Modular self-assembly of gamma-modified peptide nucleic acids - headalgorithm
https://www.nature.com/articles/s41467-020-16759-8
======
headalgorithm
Abstract:

Nucleic acid-based materials enable sub-nanometer precision in self-assembly
for fields including biophysics, diagnostics, therapeutics, photonics, and
nanofabrication. However, structural DNA nanotechnology has been limited to
substantially hydrated media. Transfer to organic solvents commonly used in
polymer and peptide synthesis results in the alteration of DNA helical
structure or reduced thermal stabilities.
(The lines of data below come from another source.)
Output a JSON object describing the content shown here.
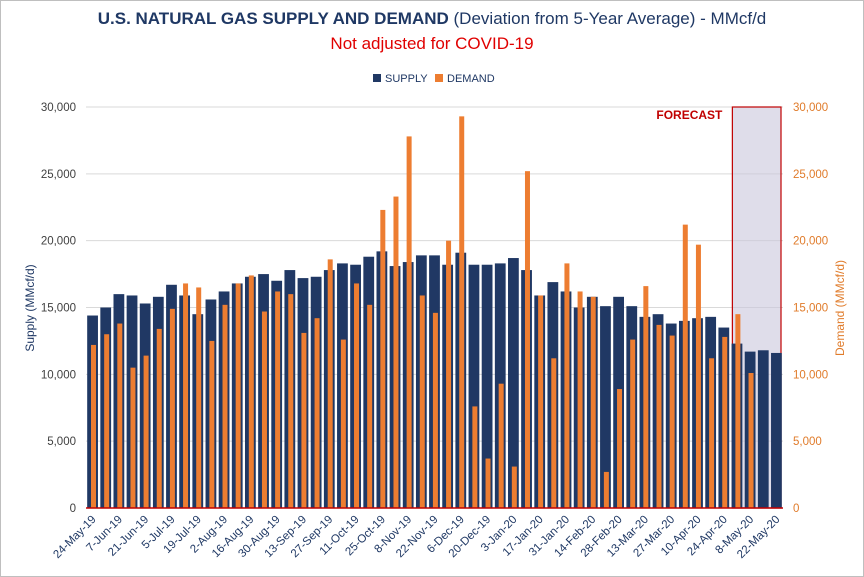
{
  "chart_data": {
    "type": "bar",
    "title_bold": "U.S. NATURAL GAS SUPPLY AND DEMAND",
    "title_rest": " (Deviation from 5-Year Average) - MMcf/d",
    "subtitle": "Not adjusted for COVID-19",
    "ylabel_left": "Supply (MMcf/d)",
    "ylabel_right": "Demand (MMcf/d)",
    "ylim": [
      0,
      30000
    ],
    "yticks": [
      "0",
      "5,000",
      "10,000",
      "15,000",
      "20,000",
      "25,000",
      "30,000"
    ],
    "ytick_values": [
      0,
      5000,
      10000,
      15000,
      20000,
      25000,
      30000
    ],
    "grid": true,
    "legend_position": "top-center",
    "colors": {
      "supply": "#203864",
      "demand": "#ed7d31",
      "forecast_border": "#c00000",
      "forecast_fill": "#c9c6dc",
      "title": "#1f3864",
      "subtitle": "#e00000"
    },
    "forecast_label": "FORECAST",
    "forecast_start_index": 49,
    "x_tick_labels": [
      "24-May-19",
      "7-Jun-19",
      "21-Jun-19",
      "5-Jul-19",
      "19-Jul-19",
      "2-Aug-19",
      "16-Aug-19",
      "30-Aug-19",
      "13-Sep-19",
      "27-Sep-19",
      "11-Oct-19",
      "25-Oct-19",
      "8-Nov-19",
      "22-Nov-19",
      "6-Dec-19",
      "20-Dec-19",
      "3-Jan-20",
      "17-Jan-20",
      "31-Jan-20",
      "14-Feb-20",
      "28-Feb-20",
      "13-Mar-20",
      "27-Mar-20",
      "10-Apr-20",
      "24-Apr-20",
      "8-May-20",
      "22-May-20"
    ],
    "series": [
      {
        "name": "SUPPLY",
        "values": [
          14400,
          15000,
          16000,
          15900,
          15300,
          15800,
          16700,
          15900,
          14500,
          15600,
          16200,
          16800,
          17300,
          17500,
          17000,
          17800,
          17200,
          17300,
          17800,
          18300,
          18200,
          18800,
          19200,
          18100,
          18400,
          18900,
          18900,
          18200,
          19100,
          18200,
          18200,
          18300,
          18700,
          17800,
          15900,
          16900,
          16200,
          15000,
          15800,
          15100,
          15800,
          15100,
          14300,
          14500,
          13800,
          14000,
          14200,
          14300,
          13500,
          12300,
          11700,
          11800,
          11600
        ]
      },
      {
        "name": "DEMAND",
        "values": [
          12200,
          13000,
          13800,
          10500,
          11400,
          13400,
          14900,
          16800,
          16500,
          12500,
          15200,
          16800,
          17400,
          14700,
          16200,
          16000,
          13100,
          14200,
          18600,
          12600,
          16800,
          15200,
          22300,
          23300,
          27800,
          15900,
          14600,
          20000,
          29300,
          7600,
          3700,
          9300,
          3100,
          25200,
          15900,
          11200,
          18300,
          16200,
          15800,
          2700,
          8900,
          12600,
          16600,
          13700,
          12900,
          21200,
          19700,
          11200,
          12800,
          14500,
          10100
        ]
      }
    ],
    "series_note": "Supply has 53 bars (last 4 in forecast); demand has 51 bars aligned starting at index 0 with a gap of 2 at the end"
  }
}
Here we demonstrate that gamma-
modified peptide nucleic acids (γPNA) can be used to enable formation of
complex, self-assembling nanostructures in select polar aprotic organic
solvent mixtures. However, unlike the diameter-monodisperse populations of
nanofibers formed using analogous DNA approaches, γPNA structures appear to
form bundles of nanofibers. A tight distribution of the nanofiber diameters
could, however, be achieved in the presence of the surfactant SDS during self-
assembly. We further demonstrate nanostructure morphology can be tuned by
means of solvent solution and by strand substitution with DNA and unmodified
PNA. This work thereby introduces a science of γPNA nanotechnology.